Directional decomposition heuristic for a linear machine-cell location problem

A machine-cell itself can be treated as a machine, and the location of such a cell in a linear line configuration reflects an analogy to the machine location problem. Thus, the problem addressed here is a one-dimensional equidistant machine-cell location problem that considers jobs with sequenced-operations, and the number of machine-cells equals the number of locations that are equally spaced in a linear layout. It is always desirable to achieve a cell assignment that minimizes the total inter-cell flows and, thus, the total inter-cell flow costs. This assignment problem can be formulated as a quadratic assignment problem the optimal solution to which is usually prohibitive since it is a non-deterministically polynomial hard problem, and a heuristic procedure is justifiably called for in this research. Many of the investigations involved in seeking an improved location assignment in heuristics are repeated from one search to another. Each branch of the search requires re-computation of all inter-cell flows, though only some of them have been changed from the previous one.
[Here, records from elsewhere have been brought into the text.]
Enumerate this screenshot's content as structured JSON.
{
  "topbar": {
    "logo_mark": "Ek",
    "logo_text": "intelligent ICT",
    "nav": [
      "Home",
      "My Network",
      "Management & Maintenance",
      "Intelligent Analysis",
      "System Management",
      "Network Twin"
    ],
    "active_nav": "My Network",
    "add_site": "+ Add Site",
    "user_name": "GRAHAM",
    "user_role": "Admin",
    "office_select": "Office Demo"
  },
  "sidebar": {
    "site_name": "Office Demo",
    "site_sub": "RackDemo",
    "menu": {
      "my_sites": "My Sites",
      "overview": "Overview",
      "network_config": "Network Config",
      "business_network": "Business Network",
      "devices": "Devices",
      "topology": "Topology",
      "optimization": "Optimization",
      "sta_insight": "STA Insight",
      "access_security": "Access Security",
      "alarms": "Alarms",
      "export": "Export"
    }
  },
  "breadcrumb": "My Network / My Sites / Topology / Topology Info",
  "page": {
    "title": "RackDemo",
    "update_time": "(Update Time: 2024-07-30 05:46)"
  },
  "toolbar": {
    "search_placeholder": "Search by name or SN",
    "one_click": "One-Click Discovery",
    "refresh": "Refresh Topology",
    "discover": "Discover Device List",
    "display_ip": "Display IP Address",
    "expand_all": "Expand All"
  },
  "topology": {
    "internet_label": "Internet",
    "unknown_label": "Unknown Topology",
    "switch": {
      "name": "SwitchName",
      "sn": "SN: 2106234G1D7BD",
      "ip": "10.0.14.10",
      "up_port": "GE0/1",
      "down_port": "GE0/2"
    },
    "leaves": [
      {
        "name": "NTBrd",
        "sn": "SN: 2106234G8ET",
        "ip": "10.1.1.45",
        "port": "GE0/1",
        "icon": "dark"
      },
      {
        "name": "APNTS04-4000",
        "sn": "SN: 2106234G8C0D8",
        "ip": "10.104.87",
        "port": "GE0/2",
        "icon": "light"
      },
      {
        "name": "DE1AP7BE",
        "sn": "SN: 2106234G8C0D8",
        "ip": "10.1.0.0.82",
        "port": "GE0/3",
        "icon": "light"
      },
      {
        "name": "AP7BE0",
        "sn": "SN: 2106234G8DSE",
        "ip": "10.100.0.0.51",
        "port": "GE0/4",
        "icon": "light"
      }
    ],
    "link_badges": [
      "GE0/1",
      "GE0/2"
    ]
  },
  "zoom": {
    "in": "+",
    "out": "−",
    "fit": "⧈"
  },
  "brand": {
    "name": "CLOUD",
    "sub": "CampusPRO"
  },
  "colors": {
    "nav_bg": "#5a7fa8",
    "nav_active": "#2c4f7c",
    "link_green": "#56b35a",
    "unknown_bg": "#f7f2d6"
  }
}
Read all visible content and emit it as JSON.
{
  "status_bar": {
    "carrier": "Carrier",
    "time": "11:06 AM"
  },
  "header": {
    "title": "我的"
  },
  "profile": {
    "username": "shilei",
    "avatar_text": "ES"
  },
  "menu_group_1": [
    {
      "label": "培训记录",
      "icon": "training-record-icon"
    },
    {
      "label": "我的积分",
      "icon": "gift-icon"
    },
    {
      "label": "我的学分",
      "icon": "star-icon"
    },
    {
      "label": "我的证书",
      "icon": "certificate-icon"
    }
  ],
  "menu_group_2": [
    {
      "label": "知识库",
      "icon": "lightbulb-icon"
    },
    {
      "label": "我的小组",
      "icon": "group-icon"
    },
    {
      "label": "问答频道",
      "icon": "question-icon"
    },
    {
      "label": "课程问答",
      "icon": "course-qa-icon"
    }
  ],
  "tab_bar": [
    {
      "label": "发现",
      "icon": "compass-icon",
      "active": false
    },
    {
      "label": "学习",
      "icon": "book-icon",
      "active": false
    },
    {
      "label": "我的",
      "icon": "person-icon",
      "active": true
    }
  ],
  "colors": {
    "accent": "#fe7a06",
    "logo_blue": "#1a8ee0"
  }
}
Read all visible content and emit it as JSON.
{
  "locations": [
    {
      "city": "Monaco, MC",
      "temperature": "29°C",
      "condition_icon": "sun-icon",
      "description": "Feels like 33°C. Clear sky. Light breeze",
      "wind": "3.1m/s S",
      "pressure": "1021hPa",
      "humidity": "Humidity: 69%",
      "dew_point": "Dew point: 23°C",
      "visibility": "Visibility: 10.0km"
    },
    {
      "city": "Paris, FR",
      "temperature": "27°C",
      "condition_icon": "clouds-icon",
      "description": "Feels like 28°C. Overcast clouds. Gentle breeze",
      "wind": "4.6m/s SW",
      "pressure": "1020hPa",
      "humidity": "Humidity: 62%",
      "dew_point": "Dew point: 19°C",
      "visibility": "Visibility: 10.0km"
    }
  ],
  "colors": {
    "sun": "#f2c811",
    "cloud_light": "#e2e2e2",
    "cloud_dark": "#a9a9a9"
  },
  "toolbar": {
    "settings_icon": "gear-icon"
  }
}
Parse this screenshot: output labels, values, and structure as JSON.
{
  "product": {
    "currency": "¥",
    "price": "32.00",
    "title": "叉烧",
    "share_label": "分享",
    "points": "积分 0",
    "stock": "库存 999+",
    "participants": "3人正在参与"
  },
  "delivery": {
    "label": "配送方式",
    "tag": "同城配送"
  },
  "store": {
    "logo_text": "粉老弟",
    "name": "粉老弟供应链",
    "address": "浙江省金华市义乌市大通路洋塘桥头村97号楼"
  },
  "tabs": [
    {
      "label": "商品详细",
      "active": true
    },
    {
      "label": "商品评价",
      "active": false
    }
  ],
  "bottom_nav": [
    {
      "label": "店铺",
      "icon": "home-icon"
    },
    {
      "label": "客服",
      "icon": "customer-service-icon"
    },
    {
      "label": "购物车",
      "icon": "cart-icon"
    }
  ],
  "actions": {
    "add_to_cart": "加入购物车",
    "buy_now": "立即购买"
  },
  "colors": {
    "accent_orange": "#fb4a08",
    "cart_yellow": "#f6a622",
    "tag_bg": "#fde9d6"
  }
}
Such a search mechanism requires considerable computation time, thus making the algorithm inefficient. This problem can be overcome by directionally decomposing the inter-cell flows and incrementally computing them. Based on the directional decomposition of these flows, a directional search is implemented in the heuristic in order to reduce the repetitiveness occurring in the traditional search. Both the partitioning procedure and the directional decomposition heuristic proposed here are demonstrated through examples, and the performance measures indicate the superiority of the heuristic over the existing methods.